Guelph-based biomaterials company Mirexus is making its mark in the cosmetics industry with PhytoSpherixTM, an all-natural nano-material made from tiny particles of glycogen extracted from sweet corn. Non-toxic, water soluble and biodegradable, it has exceptional water- retention properties that make it an ideal moisturizing and anti-aging ingredient for skin care products. The company’s AIR project focused on optimizing the methods involved in processing and handling the corn used to make PhytoSpherixTM.
Club Coffee LP
Toronto-based coffee roaster, manufacturer and distributor has been developing compostable single-serve coffee pods. The AIR program supported Club Coffee LP’s to demonstrate and test the compostability of its PurPod100 in collaboration with municipal governments in Toronto and Ottawa as well as U.S. cities. The project added to evidence that the pods break down in municipal food/organic waste diversion programs.
VIVE Crop Protection Inc.
Based in Mississauga, Ont., Vive Crop Protection Inc. develops new ways for farmers to use trusted crop protection products more effectively and efficiently. Vive’s innovative Allosperse® delivery system improves the targeting and performance of the active ingredients in fungicides, herbicides and pesticides. Funding from the AIR program enabled VIVE to complete product chemistry and toxicity testing required to obtain U.S. regulatory approvals for two new fertilizer-compatible pesticide formulations.
Crazy D’s Soda Lab
Toronto entrepreneur Darren Portelli has taken the guilt out of one of life’s guilty pleasures - soda pop.

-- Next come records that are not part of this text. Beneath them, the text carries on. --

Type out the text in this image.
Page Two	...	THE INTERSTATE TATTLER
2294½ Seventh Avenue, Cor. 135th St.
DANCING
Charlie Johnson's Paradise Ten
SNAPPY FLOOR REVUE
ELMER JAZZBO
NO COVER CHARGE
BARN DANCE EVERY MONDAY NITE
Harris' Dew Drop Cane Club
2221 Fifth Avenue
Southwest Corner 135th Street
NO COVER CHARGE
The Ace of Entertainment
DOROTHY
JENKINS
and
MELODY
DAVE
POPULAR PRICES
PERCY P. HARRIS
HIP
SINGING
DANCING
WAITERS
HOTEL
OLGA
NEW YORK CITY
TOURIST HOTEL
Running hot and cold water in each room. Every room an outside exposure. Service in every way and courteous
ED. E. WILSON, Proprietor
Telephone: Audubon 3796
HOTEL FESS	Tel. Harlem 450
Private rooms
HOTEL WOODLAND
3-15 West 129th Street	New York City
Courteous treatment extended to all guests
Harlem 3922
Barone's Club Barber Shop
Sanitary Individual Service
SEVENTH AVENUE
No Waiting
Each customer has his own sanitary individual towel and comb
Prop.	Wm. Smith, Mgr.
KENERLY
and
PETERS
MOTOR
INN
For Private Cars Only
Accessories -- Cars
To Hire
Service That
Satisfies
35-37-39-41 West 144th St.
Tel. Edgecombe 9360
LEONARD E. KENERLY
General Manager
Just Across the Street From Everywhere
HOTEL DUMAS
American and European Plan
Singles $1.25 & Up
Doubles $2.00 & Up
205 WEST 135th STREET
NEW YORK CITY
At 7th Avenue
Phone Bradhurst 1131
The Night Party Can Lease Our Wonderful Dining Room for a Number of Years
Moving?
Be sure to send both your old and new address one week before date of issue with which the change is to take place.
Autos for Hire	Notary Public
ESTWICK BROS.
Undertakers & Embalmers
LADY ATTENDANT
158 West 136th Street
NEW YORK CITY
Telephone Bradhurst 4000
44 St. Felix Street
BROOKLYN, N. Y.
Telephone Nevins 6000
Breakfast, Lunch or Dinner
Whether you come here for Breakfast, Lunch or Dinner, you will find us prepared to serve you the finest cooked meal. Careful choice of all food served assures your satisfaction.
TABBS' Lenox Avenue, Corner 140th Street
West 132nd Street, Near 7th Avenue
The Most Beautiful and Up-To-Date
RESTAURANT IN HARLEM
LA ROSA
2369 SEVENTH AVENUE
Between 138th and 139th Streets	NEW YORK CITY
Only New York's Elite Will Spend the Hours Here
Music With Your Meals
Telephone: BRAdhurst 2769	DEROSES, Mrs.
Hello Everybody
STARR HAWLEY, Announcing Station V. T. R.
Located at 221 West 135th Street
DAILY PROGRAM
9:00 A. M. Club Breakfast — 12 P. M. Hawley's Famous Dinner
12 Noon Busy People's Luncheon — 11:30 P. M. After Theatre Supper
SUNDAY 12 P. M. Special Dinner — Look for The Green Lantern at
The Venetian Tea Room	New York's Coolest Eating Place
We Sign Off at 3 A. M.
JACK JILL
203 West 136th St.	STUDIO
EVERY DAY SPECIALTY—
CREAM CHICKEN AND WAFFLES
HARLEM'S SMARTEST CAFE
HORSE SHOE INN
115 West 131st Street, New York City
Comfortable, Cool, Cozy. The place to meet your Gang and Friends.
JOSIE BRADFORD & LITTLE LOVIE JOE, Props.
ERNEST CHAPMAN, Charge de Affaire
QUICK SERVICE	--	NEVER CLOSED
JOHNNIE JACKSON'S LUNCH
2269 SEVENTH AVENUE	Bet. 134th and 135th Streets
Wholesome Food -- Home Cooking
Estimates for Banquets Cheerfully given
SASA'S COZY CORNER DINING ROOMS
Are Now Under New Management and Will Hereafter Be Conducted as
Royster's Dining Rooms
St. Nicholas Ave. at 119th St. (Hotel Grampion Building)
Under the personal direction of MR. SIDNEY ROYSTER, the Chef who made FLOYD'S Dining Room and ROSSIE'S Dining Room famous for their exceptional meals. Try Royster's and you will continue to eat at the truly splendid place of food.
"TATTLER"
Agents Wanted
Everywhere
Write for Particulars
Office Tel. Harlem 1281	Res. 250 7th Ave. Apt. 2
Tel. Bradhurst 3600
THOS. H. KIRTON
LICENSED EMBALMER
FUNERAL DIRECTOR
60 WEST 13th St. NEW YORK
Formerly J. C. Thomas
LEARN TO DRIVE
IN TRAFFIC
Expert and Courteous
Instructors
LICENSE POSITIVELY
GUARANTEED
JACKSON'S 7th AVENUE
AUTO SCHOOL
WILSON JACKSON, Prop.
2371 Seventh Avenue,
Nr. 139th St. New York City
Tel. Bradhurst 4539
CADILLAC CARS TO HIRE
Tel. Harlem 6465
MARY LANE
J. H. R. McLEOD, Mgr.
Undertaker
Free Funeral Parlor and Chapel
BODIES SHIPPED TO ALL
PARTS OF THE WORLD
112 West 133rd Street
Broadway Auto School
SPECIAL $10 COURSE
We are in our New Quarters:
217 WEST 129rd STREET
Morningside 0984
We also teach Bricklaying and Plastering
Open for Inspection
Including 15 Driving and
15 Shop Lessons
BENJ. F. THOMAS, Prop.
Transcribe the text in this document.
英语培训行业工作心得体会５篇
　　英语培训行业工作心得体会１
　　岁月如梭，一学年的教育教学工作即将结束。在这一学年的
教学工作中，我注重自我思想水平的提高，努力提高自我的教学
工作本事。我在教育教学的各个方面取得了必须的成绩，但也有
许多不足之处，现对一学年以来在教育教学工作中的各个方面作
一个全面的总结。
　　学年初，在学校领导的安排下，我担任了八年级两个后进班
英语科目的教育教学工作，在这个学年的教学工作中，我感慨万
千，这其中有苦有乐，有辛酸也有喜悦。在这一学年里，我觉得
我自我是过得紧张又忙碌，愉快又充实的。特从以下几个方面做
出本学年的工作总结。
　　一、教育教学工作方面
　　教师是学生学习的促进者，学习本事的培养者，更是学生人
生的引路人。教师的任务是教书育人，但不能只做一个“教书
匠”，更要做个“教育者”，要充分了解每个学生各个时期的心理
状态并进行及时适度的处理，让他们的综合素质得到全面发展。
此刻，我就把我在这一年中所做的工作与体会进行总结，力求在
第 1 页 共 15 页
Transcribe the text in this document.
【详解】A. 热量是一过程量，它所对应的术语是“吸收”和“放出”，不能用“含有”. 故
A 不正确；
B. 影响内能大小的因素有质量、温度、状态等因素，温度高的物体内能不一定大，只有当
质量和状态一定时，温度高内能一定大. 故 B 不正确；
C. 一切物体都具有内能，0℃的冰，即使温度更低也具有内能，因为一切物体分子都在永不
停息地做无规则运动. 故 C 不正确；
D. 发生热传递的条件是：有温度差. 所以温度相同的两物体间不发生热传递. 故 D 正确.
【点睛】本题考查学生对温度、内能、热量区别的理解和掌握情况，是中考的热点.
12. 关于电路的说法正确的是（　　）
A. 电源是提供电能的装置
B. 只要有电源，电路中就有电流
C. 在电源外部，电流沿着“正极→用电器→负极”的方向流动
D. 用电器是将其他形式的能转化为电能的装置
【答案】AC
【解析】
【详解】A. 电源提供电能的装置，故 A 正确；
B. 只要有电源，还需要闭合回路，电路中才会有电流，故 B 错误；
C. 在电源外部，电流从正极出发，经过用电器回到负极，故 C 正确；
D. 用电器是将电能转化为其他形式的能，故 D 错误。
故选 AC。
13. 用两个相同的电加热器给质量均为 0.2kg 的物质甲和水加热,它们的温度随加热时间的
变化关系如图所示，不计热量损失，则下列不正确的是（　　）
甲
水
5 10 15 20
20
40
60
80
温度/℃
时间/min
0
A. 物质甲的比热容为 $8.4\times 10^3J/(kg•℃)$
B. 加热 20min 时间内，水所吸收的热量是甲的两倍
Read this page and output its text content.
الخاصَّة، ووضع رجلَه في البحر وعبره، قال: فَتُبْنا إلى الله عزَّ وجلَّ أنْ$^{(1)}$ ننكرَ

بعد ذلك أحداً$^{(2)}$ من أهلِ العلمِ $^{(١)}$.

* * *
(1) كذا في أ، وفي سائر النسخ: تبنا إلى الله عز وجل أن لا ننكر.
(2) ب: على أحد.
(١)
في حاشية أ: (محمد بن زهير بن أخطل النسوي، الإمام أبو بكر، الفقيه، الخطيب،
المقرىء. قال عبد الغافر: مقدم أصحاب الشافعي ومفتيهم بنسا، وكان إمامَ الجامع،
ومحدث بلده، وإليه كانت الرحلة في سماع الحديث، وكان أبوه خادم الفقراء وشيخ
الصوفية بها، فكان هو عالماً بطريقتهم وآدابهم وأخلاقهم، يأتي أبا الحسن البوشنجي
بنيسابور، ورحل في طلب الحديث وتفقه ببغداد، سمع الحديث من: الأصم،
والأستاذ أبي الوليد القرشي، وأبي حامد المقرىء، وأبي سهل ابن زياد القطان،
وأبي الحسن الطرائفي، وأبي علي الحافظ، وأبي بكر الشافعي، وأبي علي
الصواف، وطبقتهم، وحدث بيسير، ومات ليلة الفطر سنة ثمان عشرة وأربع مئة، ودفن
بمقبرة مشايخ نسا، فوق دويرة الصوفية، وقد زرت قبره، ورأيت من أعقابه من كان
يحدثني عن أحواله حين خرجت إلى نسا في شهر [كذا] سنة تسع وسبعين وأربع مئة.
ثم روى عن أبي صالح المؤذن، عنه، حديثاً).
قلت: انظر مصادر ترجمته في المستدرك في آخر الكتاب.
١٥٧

Crazy D’s Soda Lab produces fun, fizzy prebiotic beverages pop that are also good for you, providing sweet-tasting refreshment without all the added sugar or artificial sweeteners found in regular pop. Support from the AIR program enabled Crazy D’s to pilot a commercial- scale run and product test shelf life.
Transport Genie Ltd.
New technology developed by this Guelph-based company is designed to ensure that livestock and poultry are treated humanely during transport by monitoring microclimate conditions inside livestock trailers. The AIR program supported development of a prototype system that provides real-time data about the welfare of the animals being transported.
University of Western Ontario
A Western University research team led by Prof. Paul Charpentier is investigating ways to enhance productivity of commercial greenhouses by applying a zinc oxide coating to the transparent film that covers the structure. The AIR project assessed the light-enhancing effects of the zinc oxide coating on photosynthesis and growth rates of green algae in a commercial greenhouse setting.
Researchers at Conestoga College developed a new way to turn soybeans into tempeh, a traditional Indonesian food made from fermented soy. It’s similar to tofu but dry, firm and chewy rather than wet, soft and spongy. Supported by the AIR program, the researchers worked with a Kitchener-based food processor, Henry’s Tempeh to develop a commercial-scale process for fermenting soybeans into a new tempeh product.
AIR program funding was provided by Growing Forward 2 (GF2), a federal-provincial-territorial initiative.